Mogen we uit de opstelling van GS concluderen dat ze de voorgestelde plannen steunt/onderschrijft? Zo ja, vindt ze dat ze daardoor niet opkomt voor de belangen van de eigen inwoners?
Gabriëls: „Het op orde krijgen van de natuur en de biodiversiteit, en daarmee bieden van een gezonde leefomgeving, is ook in het belang van onze inwoners. Daarnaast ondervinden we als provincie dagelijks de problemen van het stikstofdossier. Omdat de natuur niet op orde is, kunnen we vergunningen die we graag zouden willen verstrekken voor allerlei bedrijfsmatige, sociale en economische activiteiten niet verlenen. Deze impasse blijft voortbestaan als we niet handelend optreden. Met dit in het achterhoofd gaan we aan de slag met de richtinggevende doelen NPLG. Met daarbij de overtuiging dat we samen met de streek tot gedragen oplossingen kunnen komen. Dit kan ons inziens leiden tot een landelijk gebied waarin vele bestaande, maar vooral ook nieuwe verdienmodellen mogelijk zijn en waar iedereen die dat wil een boterham kan verdienen. Mogelijk niet op de huidige manier, maar wel op een toekomstbestendigere manier. We vinden daarom dat we met het inzetten van het NPLG wel degelijk opkomen voor de hogere belangen van onze provincie en haar inwoners.”
En richting de agrarische sector?
Gabriëls: „We hebben oog voor de impact die de richtinggevende doelen hebben op de agrarische sector, die in hoge mate vertegenwoordigd is in onze provincie. En wij stellen ons ten doel om deze ondernemers perspectief te blijven bieden. Daarom hebben we naast genoemde passende normerende wetgeving ook financiële middelen nodig. Wij geloven namelijk in transitie boven opkoop én we willen jonge agrarische ondernemers in onze provincie Limburg een toekomst blijven bieden. Voor hen is risicokrediet nodig. Daarnaast hebben we hebben ontschotte budgetten nodig om slagvaardig aan de slag te gaan.”
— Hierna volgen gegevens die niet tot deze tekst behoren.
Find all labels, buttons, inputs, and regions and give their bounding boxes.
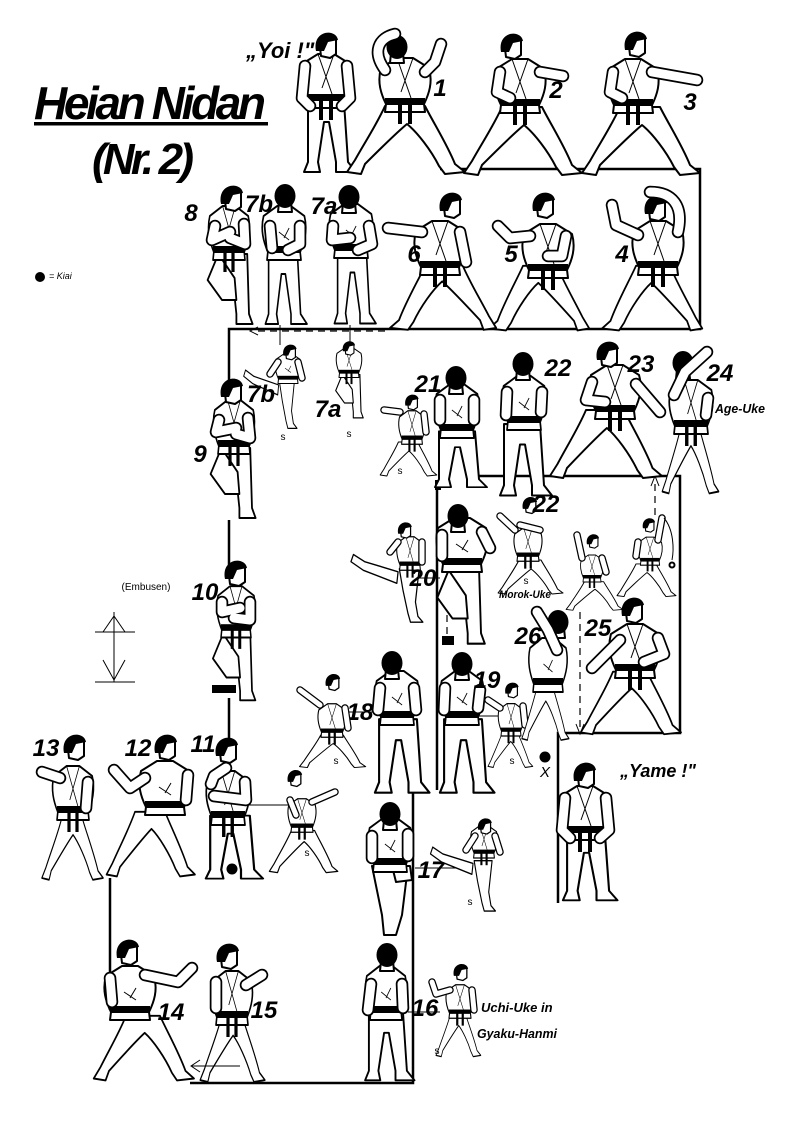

Welk risicokrediet? Door (recente) investeringen en minder koeien op het bedrijf (fosfaatregelgeving) en/of bedrijfsovername hebben (jonge) ondernemers weinig of geen spek op de ribben. Wat kan risicokrediet hier in wijzigen?
Gabriëls: „We zijn van mening dat we agrariërs zouden moeten helpen bij het vinden van nieuwe verdienmodellen. Daar waar investeringen uit het verleden op een onevenredige manier worden geraakt, of daar waar overbrugging nodig is voor nieuwe of omvorming van bedrijfsactiviteiten, zijn we van mening dat daar tegemoetkoming/overbruggingskrediet voor zou moeten komen. Een vorm van een transitievergoeding of risico-achtervang zou agrariërs de zet kunnen geven de overstap toch te maken. Dit is mogelijk maatwerk dat we samen met ondernemers in het gebied willen oppakken.”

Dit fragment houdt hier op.